Por enquanto, é até aqui que vão as pistas dos misteriosos essênios, que, como parece, deixaram a terra sem nenhum adeus. Mas quem sabe quando será encontrada a próxima caverna cheia de manuscritos deles? Talvez antes do que se pensa.
Para saber mais:
(SUPER número 4, ano 10)
Muita briga e poucas conclusões
Embora os primeiros rolos de escritos do Mar Morto tenham sido descobertos há mais de quarenta anos o mundo até agora não teve acesso a uma lista completa dos locais dos achados nem a reproduções fotográficas dos fragmentos: não são poucos os estudiosos que assinariam essas críticas hoje. Os textos de Ain Feshka continuam sendo uma fonte de dores de cabeça para seus guardiões. Mesmo depois de Israel prometer que todo pesquisador sério terá acesso ao acervo do Museu Rockfeller de Jerusalém, o tiroteio continua. O principal alvo é o grupo de cientistas encarregado originalmente pelo governo jordaniano de traduzir os escritos: muitos os acusam de esconderem os resultados da pesquisa.

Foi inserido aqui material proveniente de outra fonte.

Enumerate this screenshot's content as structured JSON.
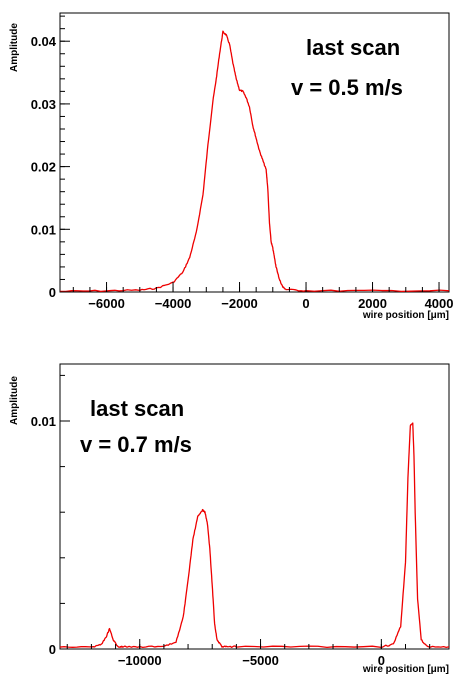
{
  "chart_data": [
    {
      "type": "line",
      "title": "",
      "xlabel": "wire position [μm]",
      "ylabel": "Amplitude",
      "xlim": [
        -7400,
        4300
      ],
      "ylim": [
        0,
        0.0445
      ],
      "xticks": [
        -6000,
        -4000,
        -2000,
        0,
        2000,
        4000
      ],
      "xtick_labels": [
        "−6000",
        "−4000",
        "−2000",
        "0",
        "2000",
        "4000"
      ],
      "yticks": [
        0,
        0.01,
        0.02,
        0.03,
        0.04
      ],
      "ytick_labels": [
        "0",
        "0.01",
        "0.02",
        "0.03",
        "0.04"
      ],
      "grid": false,
      "annotations": [
        "last scan",
        "v = 0.5 m/s"
      ],
      "series": [
        {
          "color": "#ee0000",
          "x": [
            -7400,
            -6000,
            -5000,
            -4500,
            -4000,
            -3700,
            -3500,
            -3300,
            -3100,
            -2950,
            -2800,
            -2700,
            -2600,
            -2500,
            -2400,
            -2300,
            -2200,
            -2100,
            -2000,
            -1900,
            -1800,
            -1700,
            -1600,
            -1500,
            -1400,
            -1300,
            -1200,
            -1150,
            -1100,
            -1050,
            -1000,
            -950,
            -900,
            -850,
            -800,
            -700,
            -600,
            0,
            2000,
            4300
          ],
          "y": [
            0.0001,
            0.0002,
            0.0003,
            0.0006,
            0.0015,
            0.0032,
            0.0055,
            0.0095,
            0.0155,
            0.0235,
            0.0305,
            0.034,
            0.038,
            0.0415,
            0.041,
            0.0395,
            0.0365,
            0.034,
            0.0322,
            0.032,
            0.031,
            0.0295,
            0.0265,
            0.0245,
            0.0225,
            0.021,
            0.0195,
            0.0165,
            0.011,
            0.008,
            0.007,
            0.0055,
            0.004,
            0.003,
            0.002,
            0.0008,
            0.0004,
            0.0002,
            0.0002,
            0.0002
          ]
        }
      ]
    },
    {
      "type": "line",
      "title": "",
      "xlabel": "wire position [μm]",
      "ylabel": "Amplitude",
      "xlim": [
        -13300,
        2800
      ],
      "ylim": [
        0,
        0.0125
      ],
      "xticks": [
        -10000,
        -5000,
        0
      ],
      "xtick_labels": [
        "−10000",
        "−5000",
        "0"
      ],
      "yticks": [
        0,
        0.01
      ],
      "ytick_labels": [
        "0",
        "0.01"
      ],
      "grid": false,
      "annotations": [
        "last scan",
        "v = 0.7 m/s"
      ],
      "series": [
        {
          "color": "#ee0000",
          "x": [
            -13300,
            -11900,
            -11600,
            -11400,
            -11250,
            -11100,
            -10900,
            -10700,
            -10000,
            -9000,
            -8500,
            -8200,
            -8000,
            -7800,
            -7600,
            -7400,
            -7300,
            -7200,
            -7100,
            -7000,
            -6900,
            -6800,
            -6600,
            -6400,
            -6000,
            -3000,
            0,
            500,
            800,
            1000,
            1100,
            1200,
            1300,
            1350,
            1400,
            1500,
            1650,
            1900,
            2800
          ],
          "y": [
            0.0001,
            0.0001,
            0.0002,
            0.0005,
            0.0009,
            0.0004,
            0.0001,
            0.0001,
            0.0001,
            0.0001,
            0.0003,
            0.0014,
            0.003,
            0.0048,
            0.0058,
            0.0061,
            0.006,
            0.0055,
            0.0044,
            0.0028,
            0.0011,
            0.0004,
            0.0001,
            0.0001,
            0.0001,
            0.0001,
            0.0001,
            0.0002,
            0.001,
            0.0038,
            0.0075,
            0.0098,
            0.0099,
            0.0085,
            0.006,
            0.0022,
            0.0004,
            0.0001,
            0.0001
          ]
        }
      ]
    }
  ]
}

Eles se defendem dizendo que catorze volumes de fragmentos foram publicados, outros vinte estão chegando ao prelo e que até 1996 toda a obra estará concluída.No fundo, essa brigalhada toda reflete o temor de que os documentos possam conter informações em discordância com dogmas do cristianismo ou que maculem a história dos judeus. Nesse embate entre fé e objetividade científica, dois pontos de discórdia ganham destaque. Um diz respeito à identificação dos zelotes com os primeiros cristãos, coisa que não é aceita por todos. O outro, mais delicado, é a teoria de que teriam existido duas correntes nos primórdios do cristianismo: os liderados pelo pretenso irmão de Jesus, Tiago, fieis à lei mosaica, e os que seguiam Paulo, preocupados em ganhar adeptos fora da Terra Santa e, portanto, inclinados a abandonar aquela lei. Conclusões, pelo visto, só em 1996. Até lá, deve continuar a especulação em torno do papel dos essênios: desde 1947, já foram publicados mais de 8 000 artigos e livros sobre Qumran e seus habitantes.